There has not yet been a plausible mechanism proposed that would explain how BMAA could get from blue-green algae into people, but it would likely involve biomagnification. Biomagnification is the tendency for a substance to increase in concentration with each step in the food chain; consumers have more than producers.
In Guam, where the link was first made between BMAA and neurodegenerative diseases, the route of exposure is thought to be from diet. Flour from cycad trees was a staple in the native diet, and BMAA was found in the flour. Natives also ate fruit bats, which fed on cycad seeds. The cycads had a symbiotic relationship with blue-green algae that may have been the original source of BMAA. BMAA has been shown to biomagnify in blue-crabs, sharks, shrimp, bass, and bottom feeding fish.
BMAA may accumulate, but declarations of links between blue-green algae and neurodegenerative diseases are tenuous.
Still, as Tracie Caller, one of the researchers working on the Dartmouth study noted, “Avoiding blooms is a good idea because of other health hazards (not because of fear of ALS).” Even if BMAA has no role in neurodegenerative diseases, we still know blue-green algae produce other substances that have been linked to dog deaths and can cause skin irritation or an upset stomach.
To increase knowledge of where and when blue-green algae blooms, the Lake Champlain Committee trains and oversees a group of volunteer blue-green algae monitors. Each week during the summer monitors check the water in their designated area and report the presence or absence of blooms. Sign up here if you'd like to be trained to distinguish blue-green algae or serve as a monitor during the 2014 season.

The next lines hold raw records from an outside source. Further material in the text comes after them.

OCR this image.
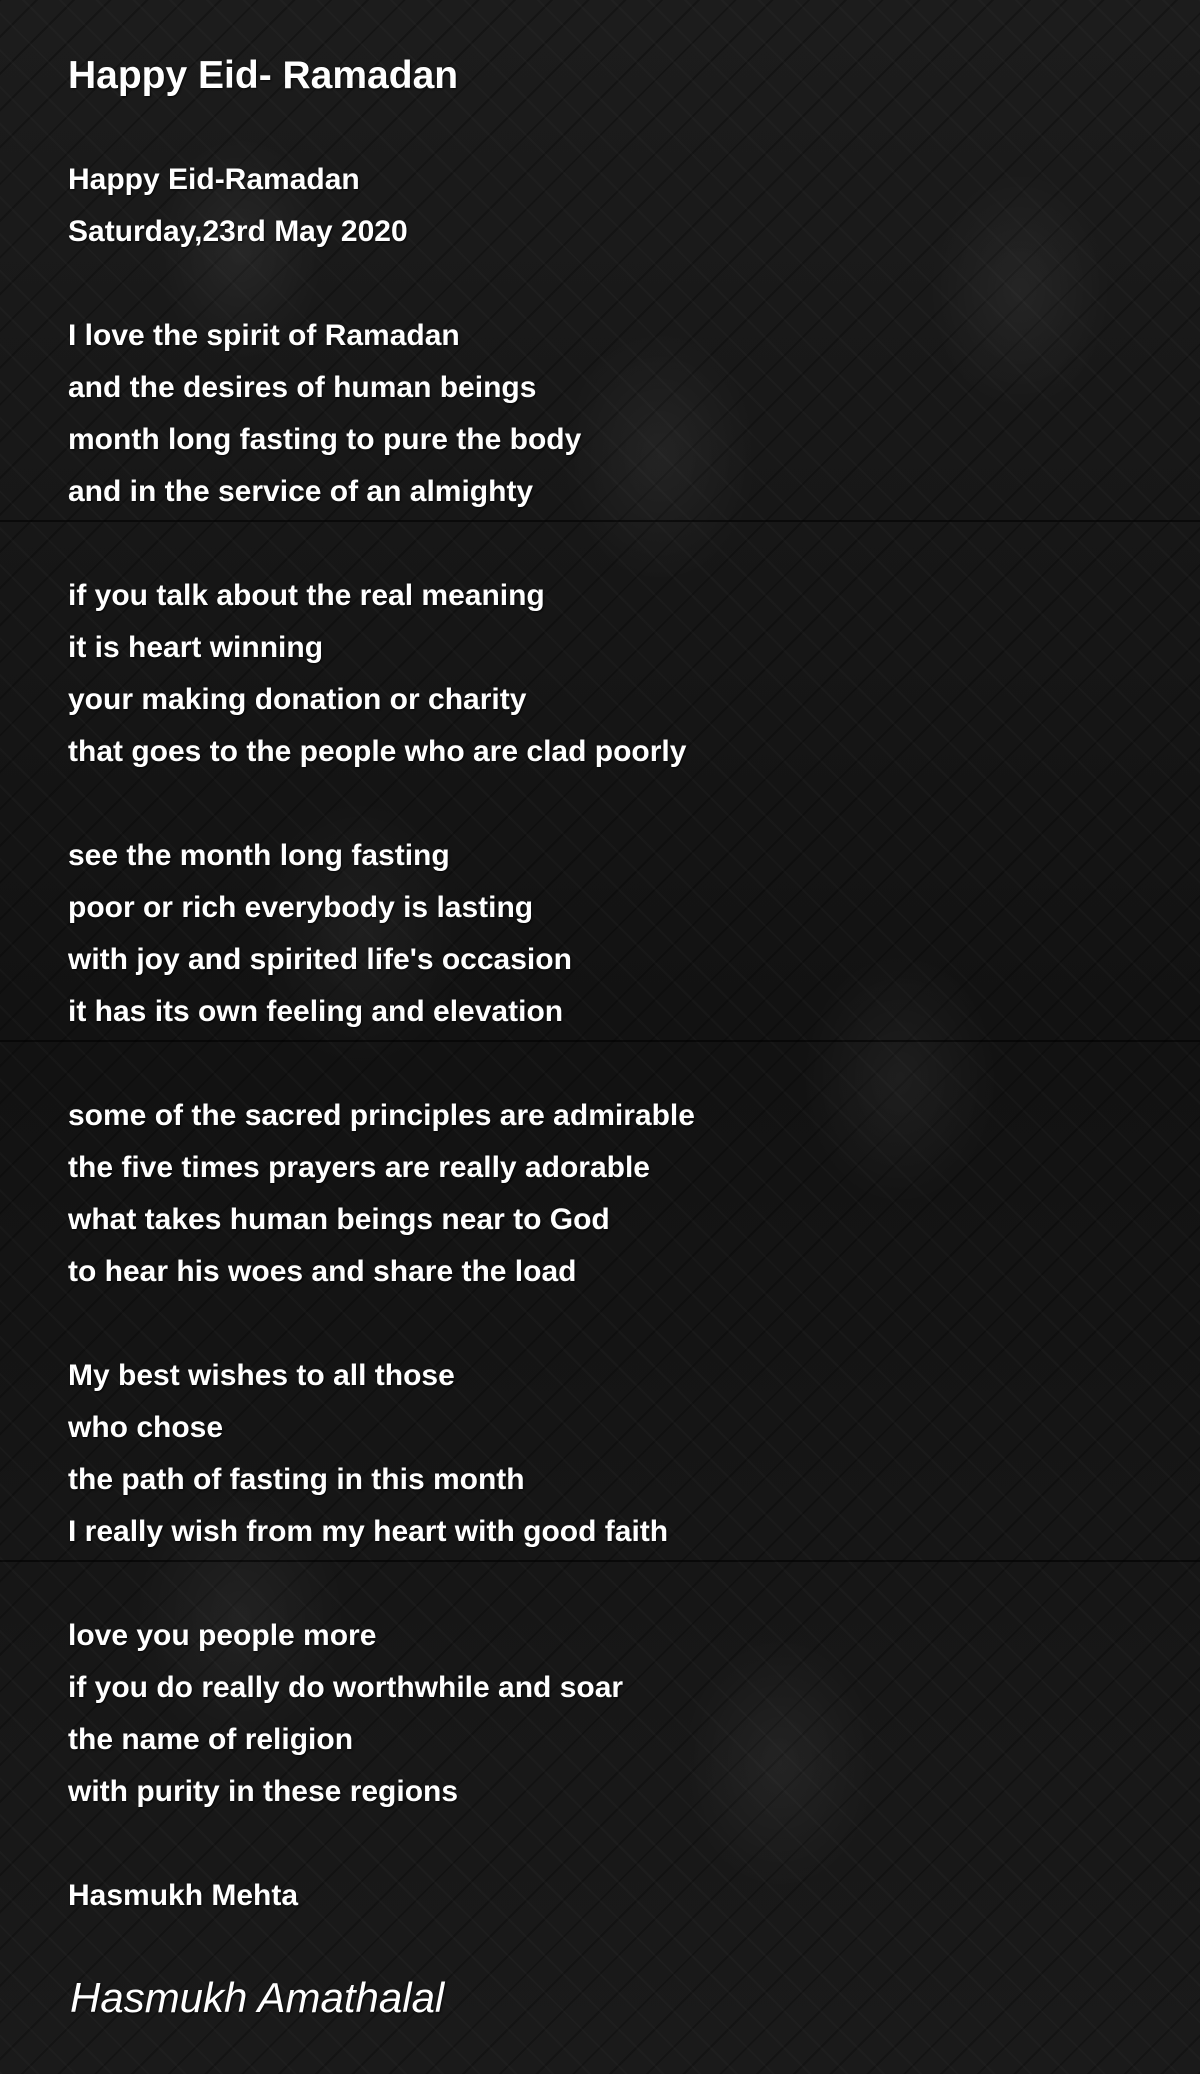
Happy Eid- Ramadan
Happy Eid-Ramadan
Saturday,23rd May 2020
I love the spirit of Ramadan
and the desires of human beings
month long fasting to pure the body
and in the service of an almighty
if you talk about the real meaning
it is heart winning
your making donation or charity
that goes to the people who are clad poorly
see the month long fasting
poor or rich everybody is lasting
with joy and spirited life's occasion
it has its own feeling and elevation
some of the sacred principles are admirable
the five times prayers are really adorable
what takes human beings near to God
to hear his woes and share the load
My best wishes to all those
who chose
the path of fasting in this month
I really wish from my heart with good faith
love you people more
if you do really do worthwhile and soar
the name of religion
with purity in these regions
Hasmukh Mehta
Hasmukh Amathalal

Results are shared with state and municipal environmental, health, and recreation agencies and used to populate an on-line map of bloom occurrence maintained by the Vermont Department of Health. Blue-green algae are present in less than 10% of the observations submitted each year, and blooms vary weekly and spatially within a given week.
This vital monitoring network helps inform the public and allows people to direct their activities to areas of the lake with less blue-green algae at any given time.
The takeaway: we recommend avoiding blue-green algae – but caution against exaggerating the health risks they pose.